VHS had $730 million in gross revenue in 2009, a 17% decrease from the previous year. The company’s profit margin cannot be determined as it is privately held. ASG’s profitability, however, is public information because the firm is traded on NASDAQ. The company’s net income went from a loss of $3.38 million in 2006 to $9.3 million in 2010.
Numerous lawsuits filed against PHS demonstrate that ASG’s profits have resulted from understaffing and denying prisoners adequate treatment for even serious medical needs. To gain contracts, PHS tends to bid low and then reduce its costs to ensure the company makes money.

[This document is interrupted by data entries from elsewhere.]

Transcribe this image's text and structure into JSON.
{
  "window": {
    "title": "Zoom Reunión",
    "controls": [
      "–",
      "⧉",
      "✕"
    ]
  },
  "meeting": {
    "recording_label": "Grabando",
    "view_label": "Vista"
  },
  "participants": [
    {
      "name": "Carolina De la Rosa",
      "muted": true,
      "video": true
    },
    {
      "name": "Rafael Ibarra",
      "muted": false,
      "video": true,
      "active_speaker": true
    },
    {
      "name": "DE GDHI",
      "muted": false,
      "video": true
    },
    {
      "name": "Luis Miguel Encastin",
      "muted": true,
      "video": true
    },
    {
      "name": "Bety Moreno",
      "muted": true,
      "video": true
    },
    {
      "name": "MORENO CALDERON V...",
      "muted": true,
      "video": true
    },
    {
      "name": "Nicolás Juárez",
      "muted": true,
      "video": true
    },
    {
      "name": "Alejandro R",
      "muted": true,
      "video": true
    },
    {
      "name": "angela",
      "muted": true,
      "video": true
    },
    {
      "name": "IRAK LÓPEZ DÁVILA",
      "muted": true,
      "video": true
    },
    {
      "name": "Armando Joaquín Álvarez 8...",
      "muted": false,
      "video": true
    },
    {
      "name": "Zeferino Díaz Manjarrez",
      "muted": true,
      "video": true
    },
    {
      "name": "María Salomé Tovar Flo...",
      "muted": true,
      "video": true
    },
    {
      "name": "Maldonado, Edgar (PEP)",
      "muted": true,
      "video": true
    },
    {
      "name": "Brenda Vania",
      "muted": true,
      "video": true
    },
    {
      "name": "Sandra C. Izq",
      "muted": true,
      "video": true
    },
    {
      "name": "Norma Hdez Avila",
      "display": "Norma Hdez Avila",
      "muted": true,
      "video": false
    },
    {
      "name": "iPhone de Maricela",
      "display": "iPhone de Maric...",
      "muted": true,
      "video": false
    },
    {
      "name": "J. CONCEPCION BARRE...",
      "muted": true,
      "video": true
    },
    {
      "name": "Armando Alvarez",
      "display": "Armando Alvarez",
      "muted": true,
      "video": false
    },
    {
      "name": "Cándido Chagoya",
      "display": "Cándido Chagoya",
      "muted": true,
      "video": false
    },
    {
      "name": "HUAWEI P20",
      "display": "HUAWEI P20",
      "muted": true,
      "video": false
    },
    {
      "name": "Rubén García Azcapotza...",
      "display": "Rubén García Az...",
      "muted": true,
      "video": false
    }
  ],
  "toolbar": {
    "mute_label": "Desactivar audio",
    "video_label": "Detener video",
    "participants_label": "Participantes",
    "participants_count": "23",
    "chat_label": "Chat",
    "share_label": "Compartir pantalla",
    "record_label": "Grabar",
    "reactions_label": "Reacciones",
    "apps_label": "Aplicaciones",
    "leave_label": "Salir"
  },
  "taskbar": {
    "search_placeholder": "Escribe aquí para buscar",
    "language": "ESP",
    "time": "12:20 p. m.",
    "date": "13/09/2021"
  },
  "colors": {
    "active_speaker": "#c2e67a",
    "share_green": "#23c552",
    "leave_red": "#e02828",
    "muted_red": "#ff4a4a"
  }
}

“If their bills go through the roof because of all of the bills for going to a hospital, a competitor gets the next bid,” Fort Lauderdale attorney Greg Lauer informed a Florida federal jury in a case involving a prisoner who was left paralyzed due to inadequate care by PHS staff. “That’s their incentive” to cut costs, he noted. [See related article in this issue of PLN].
An ASG shareholder filed a class-action suit over the ASG and VHS merger due to “the potential unfairness of the proposed merger and possible breaches of fiduciary duty”; however, the lawsuit was dismissed in May 2011.
ASG shareholders voted on June 1, 2011 to approve the merger, which was finalized two days later. Following the merger ASG will no longer trade on NASDAQ.